Video Review

Hi Lorenzo,
Awesome videos! You are looking good and look like you are having lots of fun too - really nice work.

Generally speaking, it looks like you need to sail with more vang on upwind. Minimum vang setting once you are sitting on the deck (IE, not crouching in the cockpit) is: sheet the main all the way in and take the slack out of the vang, maybe easing just a little bit of vang from there (like 0.5"). This will give you a much more efficient sail shape. When you get a gust, even with the main out a bit, you want the sail to stay more or less rigid to transmit power down to the boat... you don't want your boom to go up and lose the power... some people sail around with no vang on upwind and their sail looks like a wet noodle when they sheet out. So when you are sheeting out a bit, you want the boom to go out, not up in the sky. This keeps the sail efficient. Take a look at some of the worlds videos and olympic sailing (not masters) - you will never see their vang slack unless they have just rounded a leeward mark and are about to put it on. So once you are on the deck or certainly whenever you are hiking, trim into block to block and take the slack out as your minimum setting. If you are having trouble keeping the boat flat, put some more on until you feel the boat unload. This will also take a lot of the mainsheet load off of your hand, which will allow you to hold the sheet without wrapping it around your hand. Try it and see.

Your outhaul setting looks good, maybe sometimes a little loose upwind. So you want it to be about 8.5" off the boom cleat in light wind... and then you are fine tuning it based on your helm. If you have too much helm or feel a bit slow, pull some outhaul on - usually to about 50% of the original light wind setting once you are hiking. If you feel like you aren't pointing well, you can ease it a bit and see if that helps. Your outhaul is important - it is impacting all of your battens the same up the sail, your entire leech shape.

Otherwise, it's hard to tell because in the videos you tend to sail around a bit randomly. If you make another video, setup an upwind mark and a downwind mark and sail around them practicing focusing on upwind sailing, tacking, roundings, downwind, gybing, roundings etc. with 100% focus on getting to each mark as fast as you can. Then we will be able to give you more feedback on your technique.

C
 
Yo,
Cool vid. -1st rankings of term race 1.
First thing to mention is your use of the kicker, or lack of it.
Going upwind the boat is way not flat and you're throwing your shoulders as far out as poss but also down and arching your back, while this may feel as though you're working extra hard in terms of leverage you'd be better off staying flat so you can see your belly knees toes...
While ashore, pre launch, with everything slack. Tighten your traveller as best you can then sheet in the main until the boom block and traveller block actually touch....hold it there and at the same time max on the kicker.
With a permanent marker, put a solid stripe across the kicker lines about four inches below the fitting.
Then you'll have a visual mark to set toward when you're about to hit the bottom mark.

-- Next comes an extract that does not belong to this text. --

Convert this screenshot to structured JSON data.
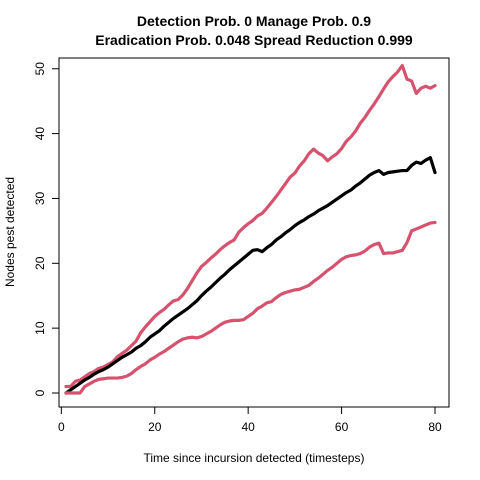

I know you were using old style set up but adjusting the outhaul in combo with the kicker will power up / de- power the sail and help flatten the boat.
The cunningham, about half way through the vid could do with pinching on a bit - note all the creases pointing onward the clew - all those little bumps in the sail murder laminar flow.

I liked how you slow mo'd your tacks n gybes, to show ( yourself as much as others I guess ) your body movements through the manoeuvres , the grabbing of the high rail to pull yourself up with tiller hand is classic sailing school teachings....I imagine you'll develop your methods to suit you best as you progress, but doing that ( the above) will sap your strength in no time.
Maybe position your feet underneath you in readiness and use the big giant muscles in your legs to do what they are designed for ? Also while your tiller hand is static in pulling you up, so too is your tiller in the water behind you...

Everyone will tell you to flatten the boat, everything works better when the hull's flat in average conditions - the sail, the hull shape, the daggerboard and of course the rudder....the trick is getting and keeping it flat.
 
I know about my vang setting but as you'd see i have a traditional vang which can be a real pain to adjust and i believe i actually did fix it later but i edited it out but im getting a new harken one soon. Thanks alot both of y'all for the great advice ill definitely try what you said with the hiking. First rankings was actually an old one that i re-uploaded so some of the other ones may be a bit newer.